Parse Big Data with Swift TabularData Framework 💿

If you have a Data Scientist role for a company, you might have heard, worked, or spoken about Big Data and the vast amount of tools available to Extract, Load, and Transform. You might perform this with popular coding languages and frameworks to make sense of raw data.


DataFrames is a type (object) that facilitates software developers to manipulate the raw data with all its instance functions. I'm happy that the Swift TabularData Framework followed the same convention that Pandas and Numpy have.

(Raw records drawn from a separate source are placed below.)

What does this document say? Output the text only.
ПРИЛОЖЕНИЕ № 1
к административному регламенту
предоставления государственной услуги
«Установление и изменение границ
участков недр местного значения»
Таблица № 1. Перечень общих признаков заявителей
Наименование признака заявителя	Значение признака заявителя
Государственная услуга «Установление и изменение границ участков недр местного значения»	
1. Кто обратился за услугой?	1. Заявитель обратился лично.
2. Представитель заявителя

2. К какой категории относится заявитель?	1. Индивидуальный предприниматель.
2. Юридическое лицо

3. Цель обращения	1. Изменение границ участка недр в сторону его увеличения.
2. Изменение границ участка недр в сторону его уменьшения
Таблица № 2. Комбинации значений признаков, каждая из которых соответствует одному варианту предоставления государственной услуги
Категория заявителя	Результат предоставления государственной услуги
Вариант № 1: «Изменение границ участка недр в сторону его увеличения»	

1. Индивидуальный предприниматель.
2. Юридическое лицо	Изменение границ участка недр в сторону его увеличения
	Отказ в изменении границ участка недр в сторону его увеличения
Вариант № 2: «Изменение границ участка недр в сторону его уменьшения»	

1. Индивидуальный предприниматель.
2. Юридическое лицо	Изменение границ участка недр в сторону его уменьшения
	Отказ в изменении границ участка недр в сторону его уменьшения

If you are Software Developer/programmer, you might know that Swift is a programming language that is very popular for developing software applications for the iPhone, Apple Watch, and MacBook. It has become available in the past five years on more platforms and operating systems: Windows, Ubuntu, CentOS, and Amazon Linux.


Back to TabularData Framework!


So why do we need a framework vs. SQL (Simple Query Language)?

It's all related to performance and maybe context-switching for the developer.


This:

dataFrame.description(options: formattingOptions)

It is different from this:

SELECT * FROM TABLE_NAME

The one above is querying through unstructured data, which differs from structured data (the one below). And that also entails different patterns, speed 🐢, and costs 💰


If you are interested in the previous difference, read my article on how I accomplished this using AWS Redshift and Spark.


The TabularData Framework enables Swift developers to work with Big Data either on the user's devices or the server.


2022 City Of Chicago Divvy Bike Trip Data

In the above snapshot, I mapped the date from a `String` type to a `Date` type (object) to work with it in my Swift application.